Every one of us has a soundtrack playing inside our head. It is a recording of the things that people have said to us over the years. For many of us, we remember what was said to us and just how it made us feel at the time. We remember it like it was yesterday. We seem to remember those events even though we long to forget them.
Many things that were said to us make us sad. Some of them make us mad. Many of them were hurtful at the time.
What does this have to do with leadership?
As a leader, it is important to remember the role that we play in our follower’s lives. In many teams or project situations, we find that we spend much more time with our workmates than we do with our families.
Projects have deadlines and deadlines cause stress. How we perform, how we communicate, and how we respond to those around us has a lot to do with what those relationships will become over time.
What does our team hear from us when the stress level is high? Is it a diatribe? Is it the same soundtrack that they always hear from us? If it is, then we need to know that it sticks in their heads just like the Mickey Mouse Clubhouse “Hot Dog, Hot Dog, Hot Diggety Dog” song when we hear it on the TV. (OK, maybe it is just me because I have 3 grandkids.) Oh, and how about “Let It Go!” from Frozen? Once you hear that during the day, you just can’t get it out of your head, can you?
What does our team hear from us when things are going well? What do they hear from us when things are going not so well? How do we deliver a message under each of those circumstances?
How do we deliver praise? How do we deliver criticism? We all know the basic leadership principle that says that you are to praise publicly and correct privately. Let your words that are said in public be affirming words that build your team up. Don’t seek to criticize in public. There are a time and place for that. And we need to be sure that our expectations for their performance are indeed appropriate to their skill level and realistically achievable.
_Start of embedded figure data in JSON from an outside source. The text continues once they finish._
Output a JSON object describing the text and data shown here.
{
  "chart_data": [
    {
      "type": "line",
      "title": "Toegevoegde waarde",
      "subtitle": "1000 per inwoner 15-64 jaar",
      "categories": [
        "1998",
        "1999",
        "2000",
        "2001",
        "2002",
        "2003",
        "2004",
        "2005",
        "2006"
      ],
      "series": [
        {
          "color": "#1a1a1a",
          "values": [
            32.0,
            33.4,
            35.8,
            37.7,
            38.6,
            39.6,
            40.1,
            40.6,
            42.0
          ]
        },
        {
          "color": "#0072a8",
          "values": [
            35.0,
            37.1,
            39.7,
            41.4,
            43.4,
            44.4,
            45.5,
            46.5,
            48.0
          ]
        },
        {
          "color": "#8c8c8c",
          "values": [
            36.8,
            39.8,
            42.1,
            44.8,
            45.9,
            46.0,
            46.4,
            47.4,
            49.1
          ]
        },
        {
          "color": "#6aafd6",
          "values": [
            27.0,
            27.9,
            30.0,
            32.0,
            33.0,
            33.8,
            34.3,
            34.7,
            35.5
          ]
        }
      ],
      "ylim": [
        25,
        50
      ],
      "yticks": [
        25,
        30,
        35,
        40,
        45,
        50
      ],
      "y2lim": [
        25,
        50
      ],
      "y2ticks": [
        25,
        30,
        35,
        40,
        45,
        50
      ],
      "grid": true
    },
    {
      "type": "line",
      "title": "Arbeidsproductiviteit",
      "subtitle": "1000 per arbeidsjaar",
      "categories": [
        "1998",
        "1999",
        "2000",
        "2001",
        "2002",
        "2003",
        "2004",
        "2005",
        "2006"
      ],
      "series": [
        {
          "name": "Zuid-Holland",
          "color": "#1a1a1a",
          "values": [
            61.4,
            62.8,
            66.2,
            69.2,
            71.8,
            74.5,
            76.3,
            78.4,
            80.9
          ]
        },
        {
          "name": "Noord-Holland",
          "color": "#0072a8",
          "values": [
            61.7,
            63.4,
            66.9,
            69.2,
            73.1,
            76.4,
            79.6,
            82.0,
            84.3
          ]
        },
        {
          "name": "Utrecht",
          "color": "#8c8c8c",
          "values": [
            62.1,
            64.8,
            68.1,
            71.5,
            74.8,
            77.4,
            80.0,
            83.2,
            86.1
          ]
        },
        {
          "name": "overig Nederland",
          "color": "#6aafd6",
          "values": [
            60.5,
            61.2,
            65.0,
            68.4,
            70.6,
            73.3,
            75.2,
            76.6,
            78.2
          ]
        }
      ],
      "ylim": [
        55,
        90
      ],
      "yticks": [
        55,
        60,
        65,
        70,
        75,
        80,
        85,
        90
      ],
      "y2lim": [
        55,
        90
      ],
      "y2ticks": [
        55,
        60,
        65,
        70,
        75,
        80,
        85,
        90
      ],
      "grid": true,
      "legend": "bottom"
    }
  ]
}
There is a great quote that has been attributed to Dr. James Dobson about this topic as it relates to raising children. He is quoted as saying, “Catch your children doing something right, and praise them for it”. I think there is an easy and obvious corollary that we can make when it comes to how we relate to our team or our followers.
The Leadership Lesson
In case you are missing the corollary, it is this. Remember, those words of praise will be indelibly recorded on the soundtrack in their minds. Unfortunately, so will the things we say that wreck our followers confidence and self-esteem. Let’s be the kind of leader that our team wants to follow, not the kind of leader that yells orders for them to follow and then is negative about the way in which they follow. Because when you do that, you are creating a soundtrack in their minds that is hard to erase and re-record.